Five dollars was getting drivers a little more than a gallon of regular gasoline as prices hit record highs in Indiana. The AAA Hoosier Motor Club reports the average price of a gallon of regular gas was a record $4.25 on Wednesday, surpassing the mark of $4.19 a gallon set a day earlier. The previous record high was $4.17, set in September 2008 after Hurricane Ike disrupted some oil and gas production in the Gulf of Mexico.

“It’s shocking,” Russell Faeges, who teaches sociology at the University of Notre Dame, said as he filled his 1991 Ford Escort with gas that cost $4.29 a gallon.

The national average for a gallon of gas reached $3.98 on Thursday, rising for a 44th consecutive day, according to AAA, Wright Express and Oil Price Information Service. While the nationwide average for a gallon of gasoline nears $4, the average price has been higher than that in Indiana since April 27.

The average price in Indiana ticked down slightly to $4.24 on Thursday. The metro area in Indiana with the highest cost for a gallon was Bloomington at $4.29. The only metro area in Indiana where gas was below $4.21 was in Evansville, where it was $3.98.

It wasn’t that long ago that gasoline in Indiana was under $3. It cost $2.96 a gallon as recently as Dec. 21. It was $2.58 on Aug. 27 and $2.93 a year ago.

Hoosier Motor Club spokesman Greg Seiter said it is unusual for prices in Indiana to be significantly higher than the national average.

“I don’t know the rationale,” he said.

John Felmy, chief economist for the American Petroleum Institute, said part of the reason was because Indiana’s 7 percent sales tax causes escalating prices to rise even more. State Rep. Patrick Bauer, D-South Bend, last week proposed suspending taxes on gasoline this summer, but Republican negotiators never seriously considered it in the closing days of the General Assembly.

Felmy also said Indiana drivers, especially those in rural areas, hadn’t cut back on driving as much as people elsewhere.

“It seems it’s because people don’t have as much flexibility because they have to drive to work,” he said.

Felmy said part of the higher price was the higher cost of reformulated gasoline in northwest Indiana in the Chicago suburbs. He said he didn’t know why gas was so much less expensive in Evansville. He said the local costs of doing business and competition could be factors.

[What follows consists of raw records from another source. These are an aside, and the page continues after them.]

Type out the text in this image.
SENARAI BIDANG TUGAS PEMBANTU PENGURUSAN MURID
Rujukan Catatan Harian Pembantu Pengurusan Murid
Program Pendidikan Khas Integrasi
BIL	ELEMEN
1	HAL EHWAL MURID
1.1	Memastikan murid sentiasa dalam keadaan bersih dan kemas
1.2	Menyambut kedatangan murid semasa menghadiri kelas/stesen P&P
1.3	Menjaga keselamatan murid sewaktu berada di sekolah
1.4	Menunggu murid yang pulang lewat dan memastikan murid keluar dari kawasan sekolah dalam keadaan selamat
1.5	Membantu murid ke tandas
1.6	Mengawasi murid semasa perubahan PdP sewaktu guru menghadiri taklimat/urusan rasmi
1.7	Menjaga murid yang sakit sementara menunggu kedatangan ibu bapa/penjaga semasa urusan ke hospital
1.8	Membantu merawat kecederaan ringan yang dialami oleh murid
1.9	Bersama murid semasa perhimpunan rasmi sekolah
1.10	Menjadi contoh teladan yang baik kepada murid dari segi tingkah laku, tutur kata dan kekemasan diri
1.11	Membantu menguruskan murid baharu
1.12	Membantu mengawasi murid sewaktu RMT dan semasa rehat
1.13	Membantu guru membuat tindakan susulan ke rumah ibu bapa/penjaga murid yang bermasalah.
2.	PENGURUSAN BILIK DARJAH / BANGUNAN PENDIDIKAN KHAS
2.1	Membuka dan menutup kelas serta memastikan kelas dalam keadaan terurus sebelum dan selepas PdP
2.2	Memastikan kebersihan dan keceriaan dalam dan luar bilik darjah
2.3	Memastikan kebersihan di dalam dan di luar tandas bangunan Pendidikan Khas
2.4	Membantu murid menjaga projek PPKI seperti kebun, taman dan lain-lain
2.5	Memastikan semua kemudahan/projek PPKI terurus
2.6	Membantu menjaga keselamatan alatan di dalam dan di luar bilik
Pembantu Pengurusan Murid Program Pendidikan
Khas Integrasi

Many Indiana drivers are searching for ways to save on gas. Jason Lapadat, a 23-year-old who runs his own lawn-care service in South Bend, said he stays home more often, estimates he drives about half as much as normal.

“I just don’t go nowhere,” he said. “I sit at home and miss out on things.”

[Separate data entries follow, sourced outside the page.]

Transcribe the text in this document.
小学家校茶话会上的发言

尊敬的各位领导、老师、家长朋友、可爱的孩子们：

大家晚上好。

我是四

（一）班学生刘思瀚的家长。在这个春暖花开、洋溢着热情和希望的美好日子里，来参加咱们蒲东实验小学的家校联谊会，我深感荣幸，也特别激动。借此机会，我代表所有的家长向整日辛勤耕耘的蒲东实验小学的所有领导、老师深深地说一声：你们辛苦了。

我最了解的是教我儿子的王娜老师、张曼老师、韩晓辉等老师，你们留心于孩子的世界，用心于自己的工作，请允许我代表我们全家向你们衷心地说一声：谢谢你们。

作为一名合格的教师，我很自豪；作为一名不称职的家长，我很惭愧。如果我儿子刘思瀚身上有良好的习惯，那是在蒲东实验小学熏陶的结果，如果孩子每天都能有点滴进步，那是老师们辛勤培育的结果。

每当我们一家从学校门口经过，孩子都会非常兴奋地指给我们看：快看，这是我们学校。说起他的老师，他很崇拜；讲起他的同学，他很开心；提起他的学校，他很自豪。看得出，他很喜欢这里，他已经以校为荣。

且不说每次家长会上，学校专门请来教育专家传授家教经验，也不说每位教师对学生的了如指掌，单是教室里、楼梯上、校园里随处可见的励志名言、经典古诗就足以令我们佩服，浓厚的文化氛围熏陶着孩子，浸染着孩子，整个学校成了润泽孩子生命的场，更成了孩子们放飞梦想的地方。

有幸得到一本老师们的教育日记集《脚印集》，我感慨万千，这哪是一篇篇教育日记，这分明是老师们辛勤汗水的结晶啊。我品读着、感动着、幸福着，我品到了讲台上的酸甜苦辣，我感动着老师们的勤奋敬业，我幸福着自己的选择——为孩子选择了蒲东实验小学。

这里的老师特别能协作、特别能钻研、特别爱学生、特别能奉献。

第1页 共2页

Lapadat said in recent weeks he’s raised the basic price of cutting a yard from $20 to $35 and so far he hasn’t lost any customers.

“They’ve been understanding,” he said.

Daniel Johnson, a 28-year-old construction worker from South Bend, said he drives his Ford Expedition sport utility vehicle much less than usual, sharing a Chrysler minivan with his wife instead. He also says he, his wife and their five children ride their bikes whenever they can.

“We get on the bikes three or four times a day and go to the park around the neighborhood or wherever,” he said. “I don’t drive unless I have to.”